1) Целесообразно включать в школьную программу обучение разным языкам, пополнять языковой «рацион» для широты мировоззрения и создания новых нейронных связей в мозгу нашей молодёжи; в своё время наряду с английским можно было изучать ещё один язык – по выбору;

2) Открывать платные языковые центры для всех желающих с широким спектром языковых программ, поскольку такие вещи могут быть востребованы и среди старшего поколения, ведь изучение языков помимо всего прочего является отличной профилактикой болезни Альцгеймера;

3) Чтобы требовать соблюдения литературных норм, необходимо стараться оперативно отражать в нормативных словарях актуальные изменения в языке, а также автоматизировать процесс оценки письменной и устной речи, технические средства уже на сегодняшний день позволяют это сделать – нужно лишь применить их к данной сфере;

4) Вести просветительскую деятельность ненавязчиво, в современной доступной форме, подобно нативной рекламе, с привлечением серьёзных специалистов, иначе она может иметь обратный эффект.

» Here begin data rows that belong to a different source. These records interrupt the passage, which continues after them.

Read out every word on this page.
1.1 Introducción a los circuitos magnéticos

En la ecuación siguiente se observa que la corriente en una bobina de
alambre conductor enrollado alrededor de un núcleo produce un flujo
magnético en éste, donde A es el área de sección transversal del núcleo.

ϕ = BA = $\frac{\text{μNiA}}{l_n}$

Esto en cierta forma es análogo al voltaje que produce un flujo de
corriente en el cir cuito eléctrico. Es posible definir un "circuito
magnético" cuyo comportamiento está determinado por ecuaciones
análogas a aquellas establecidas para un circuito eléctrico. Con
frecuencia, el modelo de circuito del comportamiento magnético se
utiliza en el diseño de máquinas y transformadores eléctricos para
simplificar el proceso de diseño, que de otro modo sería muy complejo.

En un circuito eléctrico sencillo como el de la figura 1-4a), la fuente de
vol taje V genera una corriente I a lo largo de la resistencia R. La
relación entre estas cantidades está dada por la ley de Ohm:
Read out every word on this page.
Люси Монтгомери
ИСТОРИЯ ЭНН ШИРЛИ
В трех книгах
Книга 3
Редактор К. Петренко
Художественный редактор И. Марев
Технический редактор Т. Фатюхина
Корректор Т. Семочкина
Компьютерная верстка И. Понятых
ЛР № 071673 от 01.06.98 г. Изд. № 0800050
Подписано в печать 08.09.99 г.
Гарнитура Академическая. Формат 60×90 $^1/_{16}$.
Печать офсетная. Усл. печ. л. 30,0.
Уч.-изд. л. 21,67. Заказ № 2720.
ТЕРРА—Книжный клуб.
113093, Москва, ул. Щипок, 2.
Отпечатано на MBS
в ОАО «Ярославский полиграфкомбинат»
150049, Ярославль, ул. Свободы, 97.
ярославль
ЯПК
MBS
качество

5) На примере этого закона, мы уже приходим к модели оценки обществом. Поскольку мер наказания за нарушение языковых норм пока не предусмотрено. И речь здесь идёт скорее не о прямых финансовых потерях, а о репутации говорящего.

А на самом деле для образованного и правильно воспитанного человека не так уж важна этимология использованных им слов. Общий уровень культуры имеет в данном контексте решающее значение. 

Автор С.А. Фомина, филолог, журналист, медиааналитик.